Republicans Spencer Zimmerman, Colleen Locke-Murphy, Jon Plumer and Darren Schroeder, Democrat Ann Groves Lloyd and independent Gene Rubinstein have all filed in the Assembly race.
Zimmerman challenged U.S. Rep. Paul Ryan in 2016, running as a self-described "Trump Conservative." He didn't survive the primary. Locke-Murphy didn't immediately respond to a Facebook message or a voicemail left at a possible residential listing. Plumer is a member of the Lodi town board. Schroeder didn't immediately return a voicemail.
Groves is an academic adviser at UW-Madison. No listing could be found for Rubenstein.
The 42nd Assembly District covers a rural swath of south-central Wisconsin.
Whoever wins in each district will have to stand for re-election in November but will have the advantage of incumbency going into those races.
Filling the seats has been a bone of contention with Walker. He initially refused to call any special elections to fill the spots, even though state law requires the governor to call such elections to fill legislative vacancies that occur before May in regular election years. It took a Dane County judge's order in March to force Walker to schedule the contests.
Walker said he didn't see any sense is scheduling multiple elections for the seats given they will be up again in November.

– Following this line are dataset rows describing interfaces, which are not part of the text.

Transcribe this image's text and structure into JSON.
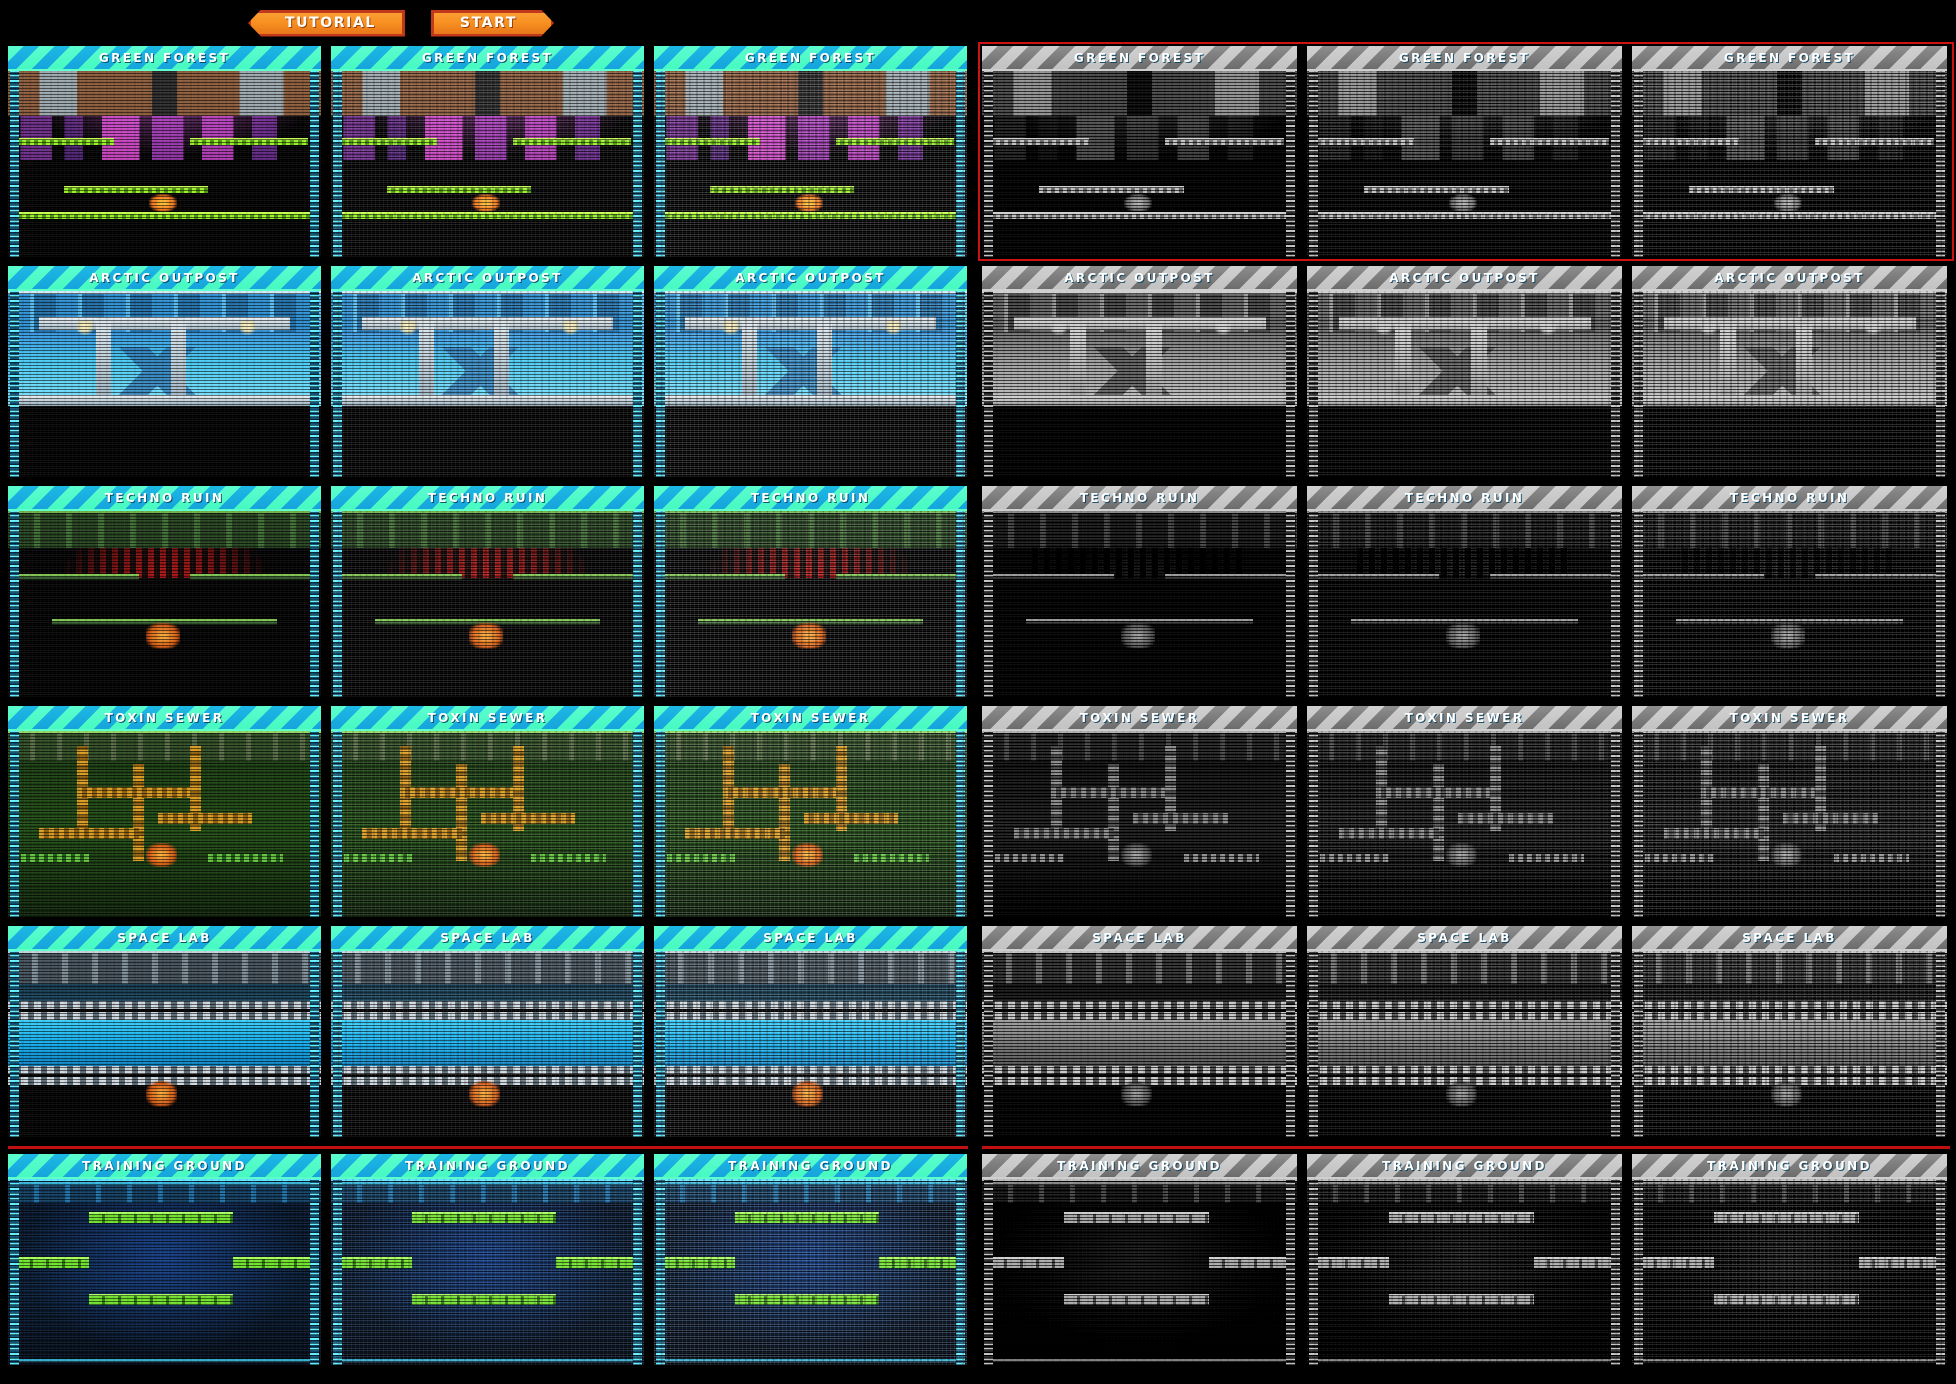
{
  "topbar": {
    "tutorial_label": "TUTORIAL",
    "start_label": "START",
    "accent_color": "#f78f20",
    "accent_border": "#c0391a"
  },
  "theme": {
    "background": "#000000",
    "banner_cyan": "#1fb8dd",
    "banner_green": "#5effc8",
    "highlight_red": "#cc1212",
    "label_color": "#ffffff"
  },
  "levels": [
    {
      "name": "GREEN FOREST",
      "scene": "forest"
    },
    {
      "name": "ARCTIC OUTPOST",
      "scene": "arctic"
    },
    {
      "name": "TECHNO RUIN",
      "scene": "techno"
    },
    {
      "name": "TOXIN SEWER",
      "scene": "toxin"
    },
    {
      "name": "SPACE LAB",
      "scene": "space"
    },
    {
      "name": "TRAINING GROUND",
      "scene": "train"
    }
  ],
  "variants": {
    "color_count": 3,
    "gray_count": 3,
    "noise_levels": [
      "noise-lite",
      "noise-mid",
      "noise-hi"
    ]
  },
  "annotations": {
    "highlighted_row": "GREEN FOREST",
    "highlight_panel": "grayscale",
    "separator_before": "TRAINING GROUND"
  }
}
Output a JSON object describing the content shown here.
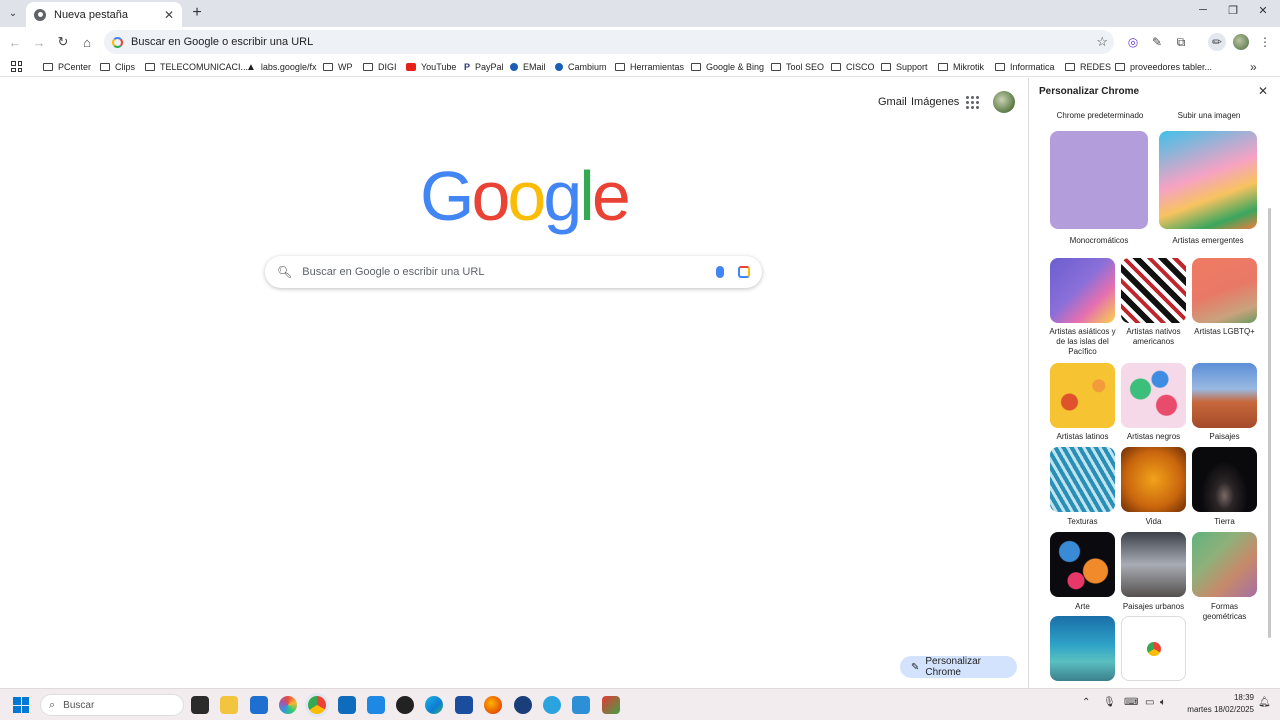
{
  "tab": {
    "title": "Nueva pestaña"
  },
  "window_controls": {
    "minimize": "─",
    "maximize": "❐",
    "close": "✕"
  },
  "omnibox": {
    "text": "Buscar en Google o escribir una URL"
  },
  "bookmarks": [
    {
      "label": "PCenter",
      "icon": "folder-icon"
    },
    {
      "label": "Clips",
      "icon": "folder-icon"
    },
    {
      "label": "TELECOMUNICACI...",
      "icon": "folder-icon"
    },
    {
      "label": "labs.google/fx",
      "icon": "labs-icon"
    },
    {
      "label": "WP",
      "icon": "folder-icon"
    },
    {
      "label": "DIGI",
      "icon": "folder-icon"
    },
    {
      "label": "YouTube",
      "icon": "youtube-icon"
    },
    {
      "label": "PayPal",
      "icon": "paypal-icon"
    },
    {
      "label": "EMail",
      "icon": "email-icon"
    },
    {
      "label": "Cambium",
      "icon": "cambium-icon"
    },
    {
      "label": "Herramientas",
      "icon": "folder-icon"
    },
    {
      "label": "Google & Bing",
      "icon": "folder-icon"
    },
    {
      "label": "Tool SEO",
      "icon": "folder-icon"
    },
    {
      "label": "CISCO",
      "icon": "folder-icon"
    },
    {
      "label": "Support",
      "icon": "folder-icon"
    },
    {
      "label": "Mikrotik",
      "icon": "folder-icon"
    },
    {
      "label": "Informatica",
      "icon": "folder-icon"
    },
    {
      "label": "REDES",
      "icon": "folder-icon"
    },
    {
      "label": "proveedores tabler...",
      "icon": "folder-icon"
    }
  ],
  "header_links": {
    "gmail": "Gmail",
    "images": "Imágenes"
  },
  "logo": {
    "letters": [
      "G",
      "o",
      "o",
      "g",
      "l",
      "e"
    ],
    "colors": [
      "#4285f4",
      "#ea4335",
      "#fbbc05",
      "#4285f4",
      "#34a853",
      "#ea4335"
    ]
  },
  "search": {
    "placeholder": "Buscar en Google o escribir una URL"
  },
  "customize_button": {
    "label": "Personalizar Chrome"
  },
  "panel": {
    "title": "Personalizar Chrome",
    "top_options": [
      "Chrome predeterminado",
      "Subir una imagen"
    ],
    "collections": [
      "Monocromáticos",
      "Artistas emergentes",
      "Artistas asiáticos y de las islas del Pacífico",
      "Artistas nativos americanos",
      "Artistas LGBTQ+",
      "Artistas latinos",
      "Artistas negros",
      "Paisajes",
      "Texturas",
      "Vida",
      "Tierra",
      "Arte",
      "Paisajes urbanos",
      "Formas geométricas"
    ]
  },
  "taskbar": {
    "search_placeholder": "Buscar",
    "time": "18:39",
    "date": "martes 18/02/2025"
  }
}
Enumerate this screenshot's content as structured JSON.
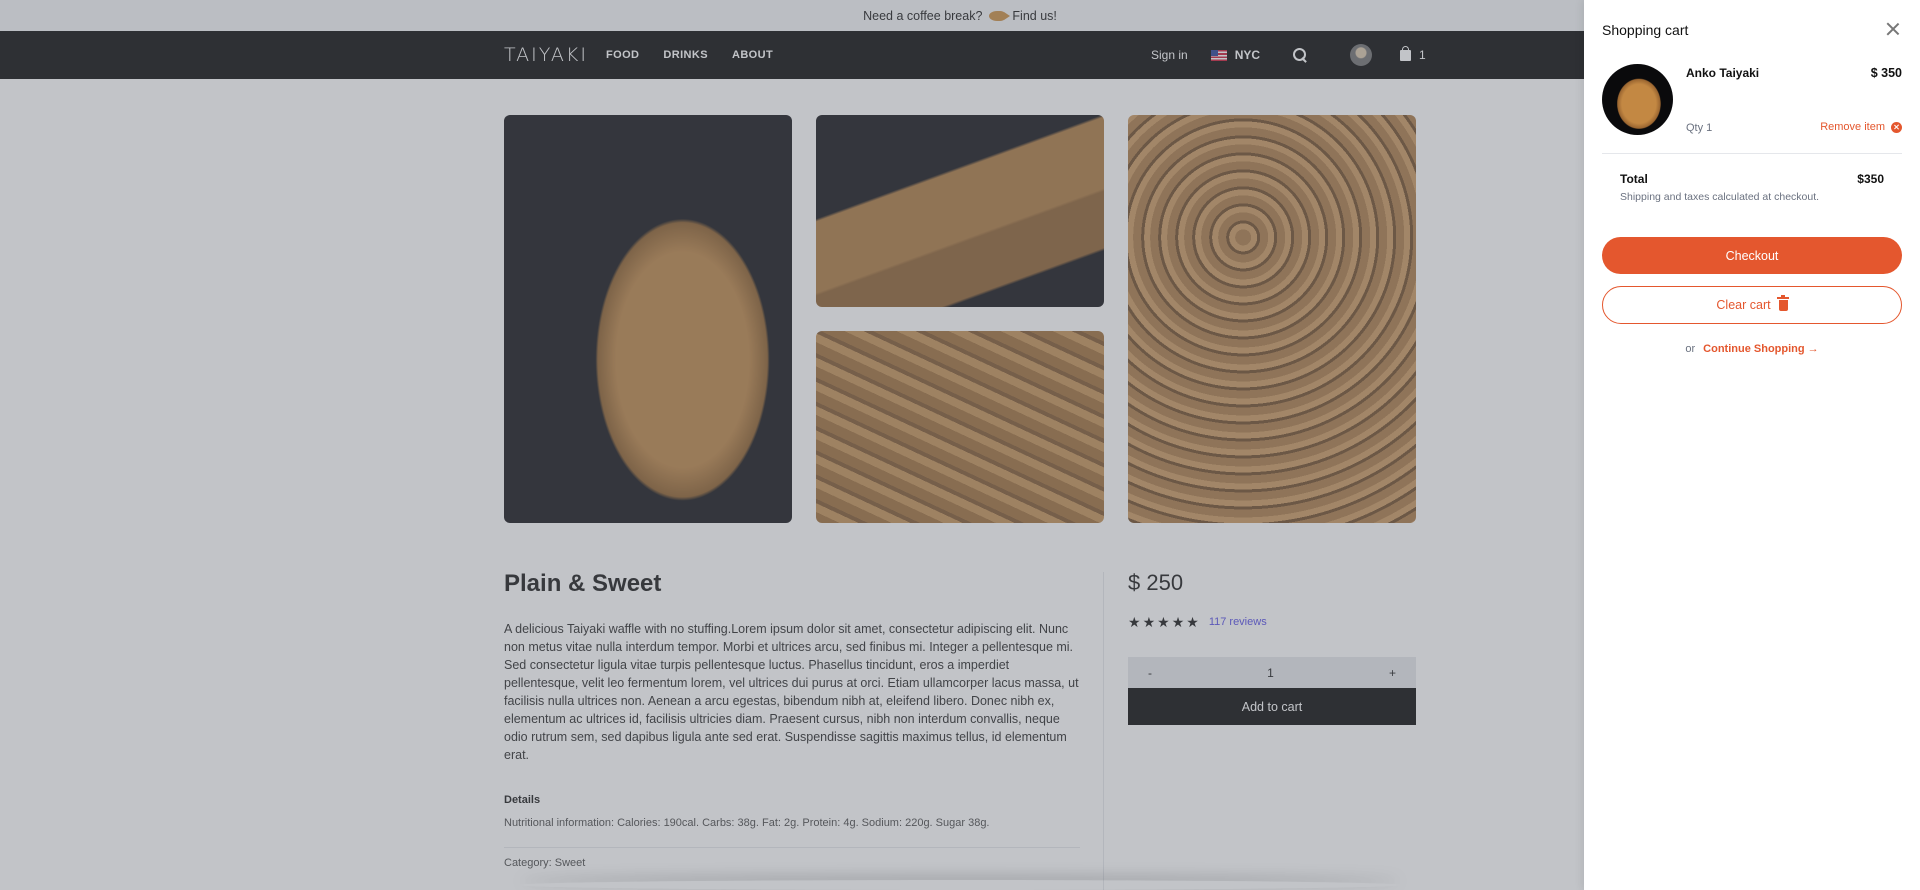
{
  "announcement": {
    "text": "Need a coffee break?",
    "link": "Find us!"
  },
  "nav": {
    "logo": "TAIYAKI",
    "links": [
      "FOOD",
      "DRINKS",
      "ABOUT"
    ],
    "sign_in": "Sign in",
    "region": "NYC",
    "cart_count": "1"
  },
  "product": {
    "title": "Plain & Sweet",
    "description": "A delicious Taiyaki waffle with no stuffing.Lorem ipsum dolor sit amet, consectetur adipiscing elit. Nunc non metus vitae nulla interdum tempor. Morbi et ultrices arcu, sed finibus mi. Integer a pellentesque mi. Sed consectetur ligula vitae turpis pellentesque luctus. Phasellus tincidunt, eros a imperdiet pellentesque, velit leo fermentum lorem, vel ultrices dui purus at orci. Etiam ullamcorper lacus massa, ut facilisis nulla ultrices non. Aenean a arcu egestas, bibendum nibh at, eleifend libero. Donec nibh ex, elementum ac ultrices id, facilisis ultricies diam. Praesent cursus, nibh non interdum convallis, neque odio rutrum sem, sed dapibus ligula ante sed erat. Suspendisse sagittis maximus tellus, id elementum erat.",
    "details_heading": "Details",
    "details_text": "Nutritional information: Calories: 190cal. Carbs: 38g. Fat: 2g. Protein: 4g. Sodium: 220g. Sugar 38g.",
    "category": "Category: Sweet",
    "price": "$ 250",
    "rating": 5,
    "reviews": "117 reviews",
    "qty_minus": "-",
    "qty_value": "1",
    "qty_plus": "+",
    "add_to_cart": "Add to cart"
  },
  "cart": {
    "title": "Shopping cart",
    "item": {
      "name": "Anko Taiyaki",
      "price": "$ 350",
      "qty": "Qty 1",
      "remove": "Remove item"
    },
    "total_label": "Total",
    "total_value": "$350",
    "shipping_note": "Shipping and taxes calculated at checkout.",
    "checkout": "Checkout",
    "clear": "Clear cart",
    "or": "or",
    "continue": "Continue Shopping"
  },
  "colors": {
    "accent": "#e4572e",
    "link": "#4f46e5",
    "nav_bg": "#000000"
  }
}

But his reluctance fueled speculation that he fears Democrats could harness voter anger toward President Donald Trump and flip the seats.
Democrat Patty Schachtner defeated Republican Rep. Adam Jarchow to win an open seat in a traditionally Republican northwestern Wisconsin state Senate district in January and liberal-leaning Rebecca Dallet won election as a state Supreme Court justice this month.
In addition to Lasee and Ripp, 10 incumbent Republicans in the Assembly and Senate have decided not to seek re-election in November. Three of the eight Assembly Republicans are running for the state Senate; the rest are retiring. One senator, Leah Vukmir, is leaving to run for U.S. Senate. Sen. Terry Moulton is retiring.